The Freeport-McMoRan Copper & Gold Foundation has made a $1 million contribution to Flandrau: The University of Arizona Science Center in support of its Mineral Museum. The museum houses one of the top university mineral and meteorite collections in the country.

"Our relationship with the UA goes back a long, long time, back to the origins of both our institutions, and we are honored to provide support in several ways. This gift will help to create an environment for the public to become more informed about natural resources," said Timothy R. Snider, president and chief operating officer of Freeport-McMoRan Copper & Gold Inc., which acquired Phoenix-based copper mining company Phelps Dodge Corp. in March of 2007.

"Through the generosity of Freeport-McMoRan, the Mineral Museum will continue to serve as a key outreach connection between the UA and our local communities," said UA President Robert N. Shelton.

The $1 million gift will be invested in an endowment to help the Mineral Museum maximize its presence as part of the Science Center, and expand its outreach and public education in the earth sciences. The endowment also will be used to encourage other donors to actively support the long-term growth and sustainability of the Mineral Museum.

"The generous gift from Freeport-McMoRan creates tremendous momentum for this exciting project – a project that is expected to result in one of the most innovative and state-of-the-art science centers in the country," said Alexis R. Faust, executive director of the science center.
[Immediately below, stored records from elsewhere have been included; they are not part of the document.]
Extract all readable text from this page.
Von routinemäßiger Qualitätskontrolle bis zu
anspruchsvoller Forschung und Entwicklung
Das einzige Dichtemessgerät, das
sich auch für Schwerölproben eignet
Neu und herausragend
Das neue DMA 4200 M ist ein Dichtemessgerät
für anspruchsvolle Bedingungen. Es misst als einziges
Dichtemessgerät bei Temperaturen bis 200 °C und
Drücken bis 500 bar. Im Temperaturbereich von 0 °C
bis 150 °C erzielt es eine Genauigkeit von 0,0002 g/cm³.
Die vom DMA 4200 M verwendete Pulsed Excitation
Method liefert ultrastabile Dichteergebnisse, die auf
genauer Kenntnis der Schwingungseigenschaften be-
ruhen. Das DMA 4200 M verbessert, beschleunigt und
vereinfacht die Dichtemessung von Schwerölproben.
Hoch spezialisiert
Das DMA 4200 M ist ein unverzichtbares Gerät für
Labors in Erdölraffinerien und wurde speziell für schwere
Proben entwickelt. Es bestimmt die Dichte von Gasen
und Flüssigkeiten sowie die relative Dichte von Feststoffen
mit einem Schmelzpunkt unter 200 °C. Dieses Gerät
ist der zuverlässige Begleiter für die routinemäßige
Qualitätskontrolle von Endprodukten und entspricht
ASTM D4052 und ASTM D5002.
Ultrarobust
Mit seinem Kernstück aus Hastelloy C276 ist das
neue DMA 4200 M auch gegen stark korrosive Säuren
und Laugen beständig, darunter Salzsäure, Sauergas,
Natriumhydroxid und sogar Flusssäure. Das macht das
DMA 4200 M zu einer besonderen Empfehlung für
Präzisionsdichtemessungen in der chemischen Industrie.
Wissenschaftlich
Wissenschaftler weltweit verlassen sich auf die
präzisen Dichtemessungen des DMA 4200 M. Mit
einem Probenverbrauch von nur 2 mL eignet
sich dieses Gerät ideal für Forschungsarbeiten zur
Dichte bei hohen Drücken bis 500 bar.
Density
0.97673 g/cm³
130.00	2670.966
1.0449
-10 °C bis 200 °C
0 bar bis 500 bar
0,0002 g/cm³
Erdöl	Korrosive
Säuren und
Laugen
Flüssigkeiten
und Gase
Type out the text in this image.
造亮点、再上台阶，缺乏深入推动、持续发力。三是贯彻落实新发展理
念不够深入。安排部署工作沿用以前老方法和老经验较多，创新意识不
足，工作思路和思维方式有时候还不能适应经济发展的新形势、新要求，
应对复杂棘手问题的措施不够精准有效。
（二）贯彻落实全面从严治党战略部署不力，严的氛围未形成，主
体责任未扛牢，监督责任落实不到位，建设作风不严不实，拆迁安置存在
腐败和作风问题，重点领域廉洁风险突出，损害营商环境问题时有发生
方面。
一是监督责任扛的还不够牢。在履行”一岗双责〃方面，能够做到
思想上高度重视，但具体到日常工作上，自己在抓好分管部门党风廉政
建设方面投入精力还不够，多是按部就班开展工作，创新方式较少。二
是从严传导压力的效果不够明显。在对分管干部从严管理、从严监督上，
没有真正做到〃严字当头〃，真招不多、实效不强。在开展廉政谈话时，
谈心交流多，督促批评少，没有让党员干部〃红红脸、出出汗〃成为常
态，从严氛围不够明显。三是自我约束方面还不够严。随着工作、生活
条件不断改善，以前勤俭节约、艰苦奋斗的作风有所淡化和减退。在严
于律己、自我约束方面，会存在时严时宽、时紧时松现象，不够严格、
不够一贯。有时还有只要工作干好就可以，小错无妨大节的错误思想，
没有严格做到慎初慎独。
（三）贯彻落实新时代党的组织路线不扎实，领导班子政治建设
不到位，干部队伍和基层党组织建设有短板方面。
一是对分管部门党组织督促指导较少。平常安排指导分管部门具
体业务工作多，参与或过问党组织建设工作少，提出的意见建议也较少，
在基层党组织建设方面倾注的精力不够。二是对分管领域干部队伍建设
The design for the Science Center started in September of last year, and construction is scheduled to begin in the fall.

The UA and the city of Tucson are partnering to develop the $130 million UA Science Center/Arizona State Museum complex to be built in Tucson’s downtown redevelopment area. In addition to the Mineral Museum, the UA Science Center will feature an observatory, an IMAX theater, a digital planetarium, a butterfly vivarium, a reality science exchange and a gallery for exhibits.

The Science Center also will introduce Pathways, a pioneering Internet and digital technology that will allow individuals to personalize their experience at the center based on their own interests, hobbies and education levels.

The UA Science Center is projected to open in 2011 and is expected to attract 340,000 visitors to downtown Tucson each year. It will be open seven days a week, 364 days a year, with activities and shows planned into the evening hours, including an observatory that will be open until 10 p.m.